Formula Junior, the world’s most prolific historic racing category, celebrates its 60th birthday on Wednesday.
The first ever Formula Junior race took place at Monza on April 25 1958, which was a public holiday in Italy. Eight Formula Juniors were present on the grid from six different makes and the race was won by Roberto Lippi in a Stanguellini.
Six decades later, the junior single-seater category is booming as an incredibly ambitious Diamond Jubilee World Tour enters its closing stages.
The World Tour will conclude with a record breaking entry of well over 100 cars, racing in two grids at the Silverstone Classic on the July 20-22 weekend.
After World War II Count Johnny Lurani recognised that there was a major gap in junior single-seater racing.
The 500cc Formula 3 category was popular in some countries, including the UK, but Lurani reasoned that a new global junior single-seater category was needed and his concept for Formula Junior was timely.
Lurani’s saw that purpose-built single-seaters powered by production engines of 1000cc or 1100cc would be an affordable entry-level category and, though it comprised largely an Italian national class in its inaugural season in 1958, it was adopted by the FIA for 1959.
The category only existed until 1963 before being replaced by revised Formula 2 and Formula 3 classes, but it left hundreds of cars – many of which are still racing.
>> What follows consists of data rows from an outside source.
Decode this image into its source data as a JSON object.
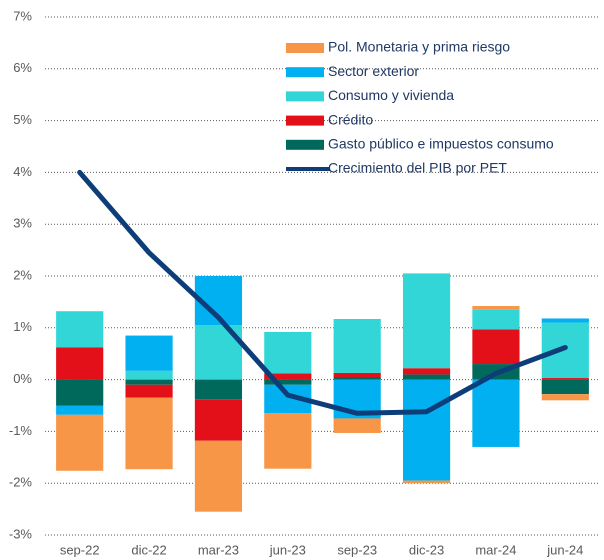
{
  "chart_data": {
    "type": "bar",
    "categories": [
      "sep-22",
      "dic-22",
      "mar-23",
      "jun-23",
      "sep-23",
      "dic-23",
      "mar-24",
      "jun-24"
    ],
    "series": [
      {
        "name": "Pol. Monetaria y prima riesgo",
        "type": "bar",
        "color": "#f79646",
        "values": [
          -1.08,
          -1.38,
          -1.37,
          -1.07,
          -0.28,
          -0.05,
          0.07,
          -0.12
        ]
      },
      {
        "name": "Sector exterior",
        "type": "bar",
        "color": "#00b0f0",
        "values": [
          -0.18,
          0.68,
          0.95,
          -0.55,
          -0.75,
          -1.95,
          -1.3,
          0.08
        ]
      },
      {
        "name": "Consumo y vivienda",
        "type": "bar",
        "color": "#33d6d6",
        "values": [
          0.7,
          0.17,
          1.05,
          0.8,
          1.04,
          1.83,
          0.38,
          1.07
        ]
      },
      {
        "name": "Crédito",
        "type": "bar",
        "color": "#e3101a",
        "values": [
          0.62,
          -0.25,
          -0.8,
          0.12,
          0.08,
          0.12,
          0.67,
          0.03
        ]
      },
      {
        "name": "Gasto público e impuestos consumo",
        "type": "bar",
        "color": "#00695c",
        "values": [
          -0.5,
          -0.1,
          -0.38,
          -0.1,
          0.05,
          0.1,
          0.3,
          -0.28
        ]
      },
      {
        "name": "Crecimiento del PIB por PET",
        "type": "line",
        "color": "#0d3e7a",
        "values": [
          4.0,
          2.45,
          1.2,
          -0.3,
          -0.65,
          -0.62,
          0.12,
          0.62
        ]
      }
    ],
    "ylim": [
      -3,
      7
    ],
    "yticks": [
      {
        "value": -3,
        "label": "-3%"
      },
      {
        "value": -2,
        "label": "-2%"
      },
      {
        "value": -1,
        "label": "-1%"
      },
      {
        "value": 0,
        "label": "0%"
      },
      {
        "value": 1,
        "label": "1%"
      },
      {
        "value": 2,
        "label": "2%"
      },
      {
        "value": 3,
        "label": "3%"
      },
      {
        "value": 4,
        "label": "4%"
      },
      {
        "value": 5,
        "label": "5%"
      },
      {
        "value": 6,
        "label": "6%"
      },
      {
        "value": 7,
        "label": "7%"
      }
    ],
    "grid": true
  }
}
Formula Junior was the first previous formula to be revived as a historic series in 1975, and there are now three championships in Europe along with active races in Australia, New Zealand and North America.
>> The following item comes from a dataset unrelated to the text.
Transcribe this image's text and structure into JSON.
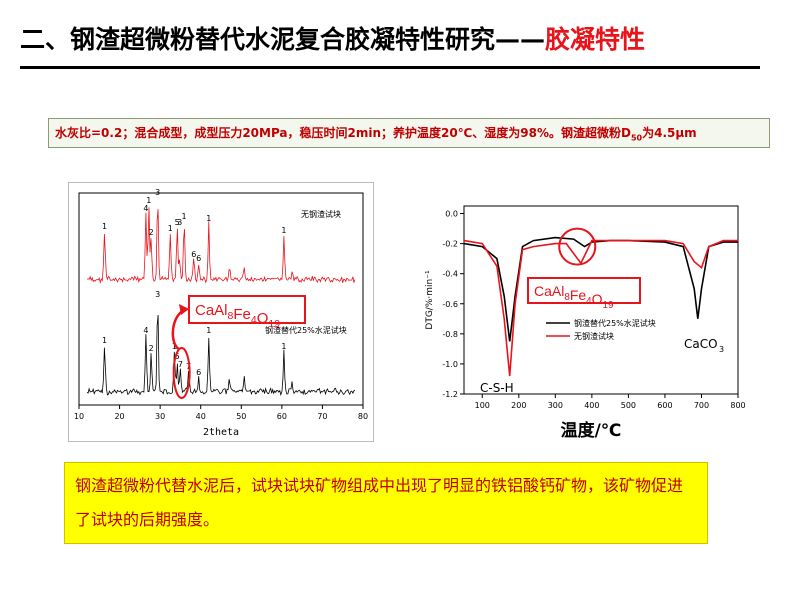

“2018 marks the culmination of our amazing three-year Diamond Jubilee World Tour, by the end of which we will have seen close to 350 drivers taking part around the world,” said Duncan Rabagliati of the Formula Junior Historic Racing Association.
Rabagliati paid tribute to the many people involved in Formula Junior: “Thank you to each and every one of you, for your role in creating, nurturing, and supporting the adventure, whether you are one of our period, early Historic Formula Junior or current drivers, mechanics, family members, press, or fellow organisers.”